Billionaire Aga Khan lost £6.5m in French scam


TO GO WITH AFP STORY BY ISABELLE TOUSSAINT
Racehorse billionaire and Islamic spiritual leader the Aga Khan visits the renovated Musee du Cheval (The Museum of the Horse) in Chantilly, north of Paris, on its reopening day on June 15, 2013. Closed ten month for renovations, the museum reopened in 15 rooms tracing the history of the horse, man's companion since 6000 years, with more than 200 objects. AFP PHOTO / FRANCOIS GUILLOT        (Photo credit should read FRANCOIS GUILLOT/AFP via Getty Images)
TO GO WITH AFP STORY BY ISABELLE TOUSSAINT Racehorse billionaire and Islamic spiritual leader the Aga Khan visits the renovated Musee du Cheval (The Museum of the Horse) in Chantilly, north of Paris, on its reopening day on June 15, 2013. Closed ten month for renovations, the museum reopened in 15 rooms tracing the history of the horse, man's companion since 6000 years, with more than 200 objects. AFP PHOTO / FRANCOIS GUILLOT (Photo credit should read FRANCOIS GUILLOT/AFP via Getty Images)

THE billionaire leader of the world’s Ismaili Muslims Aga Khan was among the victims of a French scam which extorted €78 million (£66m) from the ‘rich and the famous’ in the world.



Aga Khan reportedly made five transfers for a total £17m in 2016 to Poland and China.

The fraudster used a rubber mask to impersonate the French defence minister on Skype to plead for funds for a secret government mission.

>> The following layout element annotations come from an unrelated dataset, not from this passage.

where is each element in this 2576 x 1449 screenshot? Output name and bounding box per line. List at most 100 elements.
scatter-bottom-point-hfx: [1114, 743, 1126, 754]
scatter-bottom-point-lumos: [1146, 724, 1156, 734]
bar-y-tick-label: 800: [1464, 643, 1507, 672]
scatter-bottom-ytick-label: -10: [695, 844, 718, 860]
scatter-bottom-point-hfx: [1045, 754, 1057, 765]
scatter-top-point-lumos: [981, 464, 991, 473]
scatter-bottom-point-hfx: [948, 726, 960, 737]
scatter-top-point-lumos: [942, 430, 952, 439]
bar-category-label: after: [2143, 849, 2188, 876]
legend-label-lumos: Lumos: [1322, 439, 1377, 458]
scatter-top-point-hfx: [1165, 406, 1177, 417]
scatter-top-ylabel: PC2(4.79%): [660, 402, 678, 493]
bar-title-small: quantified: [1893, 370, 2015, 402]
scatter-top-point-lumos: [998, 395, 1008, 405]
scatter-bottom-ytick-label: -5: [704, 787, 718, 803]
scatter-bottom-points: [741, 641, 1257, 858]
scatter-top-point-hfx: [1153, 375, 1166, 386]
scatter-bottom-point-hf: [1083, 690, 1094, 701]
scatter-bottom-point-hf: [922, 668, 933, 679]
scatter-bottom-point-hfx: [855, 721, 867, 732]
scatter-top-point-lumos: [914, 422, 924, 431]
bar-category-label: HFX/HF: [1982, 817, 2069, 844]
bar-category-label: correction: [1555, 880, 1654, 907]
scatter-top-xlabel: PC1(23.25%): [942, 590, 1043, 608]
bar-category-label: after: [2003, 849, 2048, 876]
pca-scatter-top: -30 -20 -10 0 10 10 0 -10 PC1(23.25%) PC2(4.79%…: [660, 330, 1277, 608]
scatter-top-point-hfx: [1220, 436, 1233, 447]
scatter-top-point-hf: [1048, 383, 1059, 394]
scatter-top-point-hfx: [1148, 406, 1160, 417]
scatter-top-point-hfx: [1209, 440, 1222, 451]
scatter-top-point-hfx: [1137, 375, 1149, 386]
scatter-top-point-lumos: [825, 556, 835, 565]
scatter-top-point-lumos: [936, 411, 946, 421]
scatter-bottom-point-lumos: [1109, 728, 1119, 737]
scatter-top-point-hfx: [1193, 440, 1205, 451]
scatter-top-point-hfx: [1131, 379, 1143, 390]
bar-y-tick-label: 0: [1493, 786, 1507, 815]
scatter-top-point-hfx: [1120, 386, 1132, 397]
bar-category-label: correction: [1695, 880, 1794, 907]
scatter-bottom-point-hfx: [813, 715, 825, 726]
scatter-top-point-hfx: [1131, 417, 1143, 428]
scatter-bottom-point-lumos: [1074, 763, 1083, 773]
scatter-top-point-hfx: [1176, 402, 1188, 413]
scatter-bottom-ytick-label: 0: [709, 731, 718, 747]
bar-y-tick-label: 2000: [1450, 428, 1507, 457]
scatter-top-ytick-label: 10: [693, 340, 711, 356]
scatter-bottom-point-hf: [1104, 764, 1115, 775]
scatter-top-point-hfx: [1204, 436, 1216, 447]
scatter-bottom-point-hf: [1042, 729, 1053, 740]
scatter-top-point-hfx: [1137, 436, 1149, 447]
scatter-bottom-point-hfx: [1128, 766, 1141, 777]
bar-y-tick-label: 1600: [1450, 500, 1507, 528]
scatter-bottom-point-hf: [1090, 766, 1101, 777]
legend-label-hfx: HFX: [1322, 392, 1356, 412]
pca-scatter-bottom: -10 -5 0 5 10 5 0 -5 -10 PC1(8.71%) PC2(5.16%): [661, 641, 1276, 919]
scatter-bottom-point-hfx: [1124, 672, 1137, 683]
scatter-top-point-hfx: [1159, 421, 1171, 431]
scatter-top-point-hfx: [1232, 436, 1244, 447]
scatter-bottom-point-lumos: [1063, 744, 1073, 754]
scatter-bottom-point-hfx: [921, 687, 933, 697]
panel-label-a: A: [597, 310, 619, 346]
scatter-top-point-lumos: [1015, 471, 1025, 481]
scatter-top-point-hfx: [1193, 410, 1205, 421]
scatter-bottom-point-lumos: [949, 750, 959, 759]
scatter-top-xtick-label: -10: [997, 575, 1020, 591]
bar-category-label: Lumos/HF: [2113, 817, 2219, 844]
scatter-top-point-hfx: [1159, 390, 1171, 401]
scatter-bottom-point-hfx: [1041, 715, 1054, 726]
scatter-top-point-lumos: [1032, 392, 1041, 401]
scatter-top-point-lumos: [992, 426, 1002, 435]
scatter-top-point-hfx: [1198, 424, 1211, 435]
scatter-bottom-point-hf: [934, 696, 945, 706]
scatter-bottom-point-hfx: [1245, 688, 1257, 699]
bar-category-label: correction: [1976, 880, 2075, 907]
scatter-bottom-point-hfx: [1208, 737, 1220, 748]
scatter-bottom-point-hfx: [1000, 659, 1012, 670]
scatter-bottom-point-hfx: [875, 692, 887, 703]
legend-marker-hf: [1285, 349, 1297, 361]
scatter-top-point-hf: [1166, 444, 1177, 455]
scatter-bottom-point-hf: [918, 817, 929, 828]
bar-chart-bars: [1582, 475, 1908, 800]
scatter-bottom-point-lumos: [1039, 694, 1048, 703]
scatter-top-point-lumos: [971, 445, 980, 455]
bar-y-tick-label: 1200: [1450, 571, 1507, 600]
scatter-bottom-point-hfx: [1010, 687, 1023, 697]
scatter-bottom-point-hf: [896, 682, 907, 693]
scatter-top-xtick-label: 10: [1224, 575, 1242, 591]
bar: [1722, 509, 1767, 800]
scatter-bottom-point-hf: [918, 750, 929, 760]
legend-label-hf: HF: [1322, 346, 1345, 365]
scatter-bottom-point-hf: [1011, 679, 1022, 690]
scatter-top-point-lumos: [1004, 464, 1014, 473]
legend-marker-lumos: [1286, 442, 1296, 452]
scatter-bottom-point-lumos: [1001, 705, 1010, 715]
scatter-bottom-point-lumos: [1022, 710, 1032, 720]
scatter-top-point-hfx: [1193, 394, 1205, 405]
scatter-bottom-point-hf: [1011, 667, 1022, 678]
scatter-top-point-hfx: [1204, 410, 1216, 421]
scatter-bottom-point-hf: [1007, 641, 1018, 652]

Three of the payments were frozen, but £6.5m vanished.

The trial in the case is underway in Paris.



The Franco-Israeli pair, Gilbert Chikli, 54, and Anthony Lasarevitsch, 35, are being tried as the alleged masterminds of the group, while five others face lesser complicity charges.

The gang contacted 150 corporate chief executives, heads of state, ambassadors and religious leaders using the identity of Jean-Yves Le Drian, the current French foreign minister.

Chikli and others made the targets believe they were being contacted by Le Drian, then defence minister, who would request money to pay ransoms for journalists being held hostage by Islamists in the Middle East.



The ‘fake’ Le Drian assured payments would be untraceable, as France officially does not pay ransoms to hostagetakers, and asked for the funds to be placed in a bank in China.

Turkish business magnate Inan Kirac was allegedly convinced to wire more than £36m and Corinne Mentzelopoulos, the owner of Chateau Margaux, handed over £5m.

The targets received an initial telephone call from someone in Le Drian’s inner circle. Then the “minister” in person, first on the phone then in a carefully staged Skype call in which the Le Drian lookalike sat in a perfect mock-up of his office, complete with flags and portrait of then-president François Hollande.



In 2015, a French court convicted Chikli in absentia to seven years in prison for similar scams in 2005 and 2006, in which he posed as business chief executives.

After two years, he was arrested with Lasarevitsch in Ukraine. Prosecutors said another rubber mask was being prepared to mimic the features of Prince Albert II of Monaco.

The team was also preparing masks for president Emmanuel Macron and former presidents François Hollande and Nicolas Sarkozy.